Hace tiempo que ver una película de Clint Eastwood es sinónimo de calidad y entretenimiento. También de ajuste de cuentas con una sociedad corrupta y de planteamientos morales para unos individuos cargados de humanidad y también de flaqueza. En el caso de “El intercambio”, encontramos también esa misma denuncia de una autoridad prepotente, del abuso de menores y los engaños del “Estado democrático”. Sin embargo, aquí la heroína pierde cualquier resto de debilidad y se convierte en una madre coraje en toda regla, el ambiente se olvida de los grises para moverse en un mundo de buenos y malos sin matices, y la esperanza aparece para dejar buen sabor de boca en el espectador que ha visto durante más de dos horas cómo se cuenta una historia interesante sin barroquismo ni pretenciosidad.

No hay complicación porque su narrativa es sencilla y lineal -lo que no excluye varios flashbacks que vienen a esclarecer el pasado-, de estructura y planificación clásica, de estilo transparente y donde cuesta descubrir un sello de autor.
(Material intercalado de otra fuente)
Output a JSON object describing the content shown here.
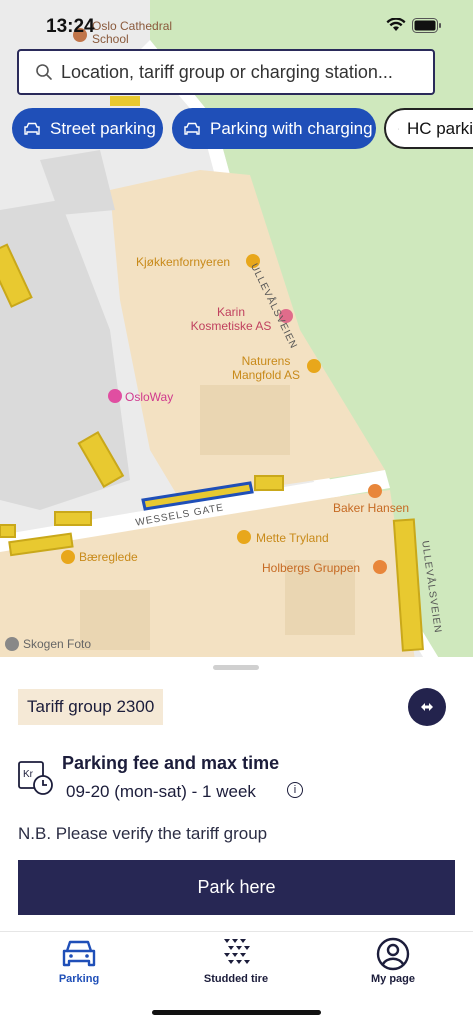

Eastwood busca la eficacia a la hora de contar una historia que debe llegar al espectador, que debe seguirla con facilidad, conmoverse con ella y pensar lo justo para sacar una o dos conclusiones acerca de la justicia individual y social, del drama humano y familiar, o de la diferencia entre lo veraz y lo verosímil. Todo eso lo consigue el director de “Mystic River” con una espléndida ambientación de época -desde las centralitas de teléfonos hasta los tranvías urbanos, pasando por los sombreros o las máquinas de los reporteros-, quizá con un exceso de afirmación en la obviedad y explicitud en la narrativa visual, que hubiera ganado en sutileza e inteligencia sin mostrar algunas de las imágenes del manicomio o de la granja con sus sombras asesinas. Es la explicación innecesaria que remacha el mensaje moral o una música que provoca la emoción fácil, tan del gusto de Hollywood y que obtienen la complicidad del espectador.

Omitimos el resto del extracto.